Scotland has a really rich history of tenant organising, one that is entwined with the history of land justice. Historically, tenant organising in Scotland had been led by women, from women in the highlands during the clearances to Mary Barbour in Glasgow to now; a lot of our leaders in Living Rent are women. We also understand that the tenant as a political subject has particular elements for women. It’s not just an economic relation; the home has historically been a site for feminised struggles, and women have often been the caretakers of the community. So when public services get hit, e.g. councils making cuts to childcare or green spaces, some people don’t think this is relevant to tenants. We need to be precise and careful about how we politicise the subject and the struggle to ensure that’s included. That said, the tenants struggle is very much a workers struggle. Historically landlords have worked with employers when tenants have gone on rent strikes to take rent directly from wages when tenants have refused to pay. Now more than ever, with how drastically the cost of housing is increasing, and with long-term wage stagnation, we feel there’s a real need to situate tenant struggles alongside labour struggles; what good is a 5 per cent increase in pay when your landlord increases your rent by 20%?
rs21: There was a lot of mention of including people not in the typical idea of a tenant, such as unhoused or homeless people. Are you doing any work there?

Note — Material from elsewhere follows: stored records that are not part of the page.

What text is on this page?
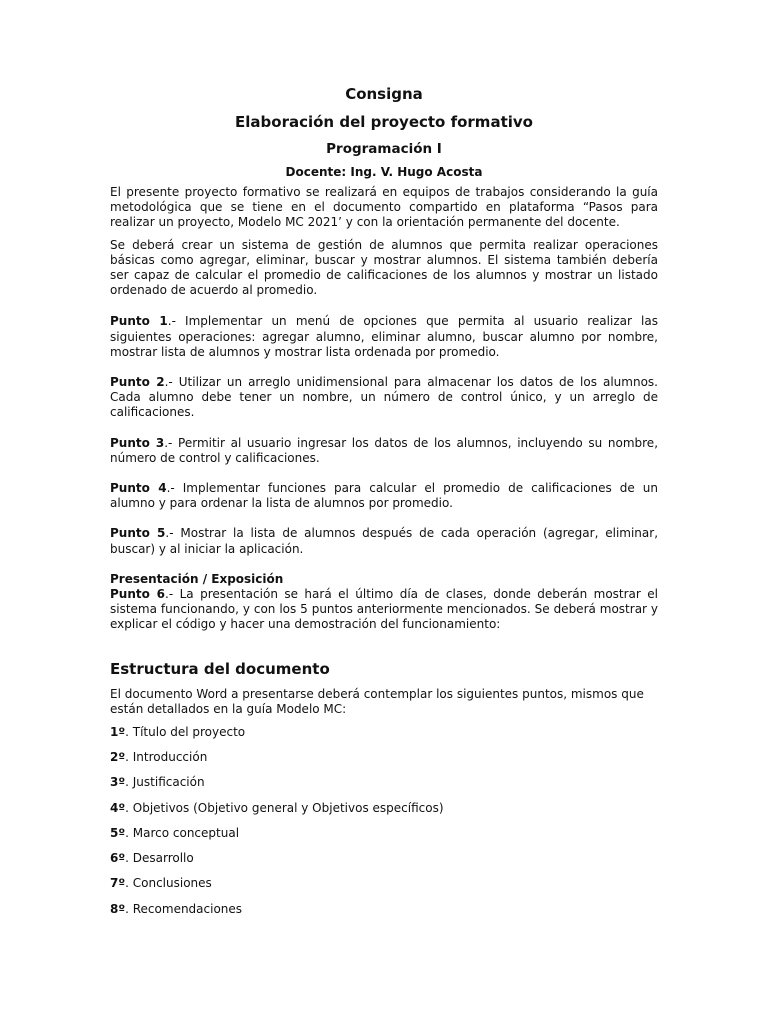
Consigna
Elaboración del proyecto formativo
Programación I
Docente: Ing. V. Hugo Acosta

El presente proyecto formativo se realizará en equipos de trabajos considerando la guía metodológica que se tiene en el documento compartido en plataforma “Pasos para realizar un proyecto, Modelo MC 2021’ y con la orientación permanente del docente.

Se deberá crear un sistema de gestión de alumnos que permita realizar operaciones básicas como agregar, eliminar, buscar y mostrar alumnos. El sistema también debería ser capaz de calcular el promedio de calificaciones de los alumnos y mostrar un listado ordenado de acuerdo al promedio.

Punto 1.- Implementar un menú de opciones que permita al usuario realizar las siguientes operaciones: agregar alumno, eliminar alumno, buscar alumno por nombre, mostrar lista de alumnos y mostrar lista ordenada por promedio.

Punto 2.- Utilizar un arreglo unidimensional para almacenar los datos de los alumnos. Cada alumno debe tener un nombre, un número de control único, y un arreglo de calificaciones.

Punto 3.- Permitir al usuario ingresar los datos de los alumnos, incluyendo su nombre, número de control y calificaciones.

Punto 4.- Implementar funciones para calcular el promedio de calificaciones de un alumno y para ordenar la lista de alumnos por promedio.

Punto 5.- Mostrar la lista de alumnos después de cada operación (agregar, eliminar, buscar) y al iniciar la aplicación.

Presentación / Exposición

Punto 6.- La presentación se hará el último día de clases, donde deberán mostrar el sistema funcionando, y con los 5 puntos anteriormente mencionados. Se deberá mostrar y explicar el código y hacer una demostración del funcionamiento:

Estructura del documento

El documento Word a presentarse deberá contemplar los siguientes puntos, mismos que están detallados en la guía Modelo MC:

1º. Título del proyecto
2º. Introducción
3º. Justificación
4º. Objetivos (Objetivo general y Objetivos específicos)
5º. Marco conceptual
6º. Desarrollo
7º. Conclusiones
8º. Recomendaciones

As a tenants and community union, we are not the best placed organisation to support people living on the street with emergency support. However a significant portion of people made homeless come from people in the private sector, many of them due to insecure housing or high rents. Throughout our work we fight to ensure that no one is made homeless and that everyone has access to a safe, secure affordable home. Homelessness also manifests in different ways and many of our members have experienced a form of homelessness due to the nature of insecure housing. Our work is the fight to ensure this happens to no one else, and this is part of why we resist all evictions.
rs21: In the crudest, most immediate sense, what does your campaign mean for people?

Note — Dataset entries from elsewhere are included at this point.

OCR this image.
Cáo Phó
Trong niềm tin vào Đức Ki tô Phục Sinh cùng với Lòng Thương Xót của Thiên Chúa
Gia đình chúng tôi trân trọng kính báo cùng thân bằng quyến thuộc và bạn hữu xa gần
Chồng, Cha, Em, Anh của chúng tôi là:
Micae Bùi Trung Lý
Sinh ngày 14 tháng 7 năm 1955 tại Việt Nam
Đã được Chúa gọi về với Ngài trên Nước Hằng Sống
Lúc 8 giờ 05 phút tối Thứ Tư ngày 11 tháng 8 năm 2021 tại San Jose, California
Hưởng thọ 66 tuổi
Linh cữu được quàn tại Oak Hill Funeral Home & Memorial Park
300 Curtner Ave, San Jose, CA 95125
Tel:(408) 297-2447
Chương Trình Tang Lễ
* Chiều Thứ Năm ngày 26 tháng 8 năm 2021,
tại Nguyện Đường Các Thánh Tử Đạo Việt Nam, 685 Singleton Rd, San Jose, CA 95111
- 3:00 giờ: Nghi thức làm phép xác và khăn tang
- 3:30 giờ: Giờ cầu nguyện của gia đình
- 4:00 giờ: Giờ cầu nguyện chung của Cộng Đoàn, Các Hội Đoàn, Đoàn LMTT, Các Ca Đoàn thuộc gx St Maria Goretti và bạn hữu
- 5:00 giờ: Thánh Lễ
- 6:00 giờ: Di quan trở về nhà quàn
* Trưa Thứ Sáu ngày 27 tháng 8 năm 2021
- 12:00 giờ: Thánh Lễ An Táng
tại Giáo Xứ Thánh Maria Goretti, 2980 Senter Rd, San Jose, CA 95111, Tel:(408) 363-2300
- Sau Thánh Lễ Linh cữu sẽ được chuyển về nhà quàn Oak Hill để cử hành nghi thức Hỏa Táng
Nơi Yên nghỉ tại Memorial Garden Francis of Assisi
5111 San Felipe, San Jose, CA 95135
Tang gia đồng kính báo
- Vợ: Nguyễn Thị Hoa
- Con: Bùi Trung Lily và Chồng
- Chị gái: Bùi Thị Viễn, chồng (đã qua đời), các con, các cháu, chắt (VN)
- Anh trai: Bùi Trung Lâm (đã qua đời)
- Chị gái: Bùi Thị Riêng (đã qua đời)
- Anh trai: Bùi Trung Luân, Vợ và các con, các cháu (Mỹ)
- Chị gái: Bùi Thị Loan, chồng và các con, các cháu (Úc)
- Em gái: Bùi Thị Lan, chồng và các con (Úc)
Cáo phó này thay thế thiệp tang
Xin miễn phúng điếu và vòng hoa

We confront the economic power that landlords have over our daily lives. So many of our life choices are entirely dictated by our housing conditions. People are incentivised to move in with their partners or stay in unsafe relationships because they need housing. They can’t go for a new job because it might break a lease and put them or their housemates into insecurity. So much of our choices are controlled by that. As a personal example, I would love to have children, but the cost of rent makes that near impossible. It diminishes our future. In Scotland, for example, landlords being able to evict you threatens the roots you can put down in your community. I want a future where so much of my time isn’t occupied thinking about housing conditions. We forget how much these things take up time in our head. It’s the same with work. And when we don’t have to think about these things, we can think about art, sport, and a variety of hobbies. A future where we are fuller people.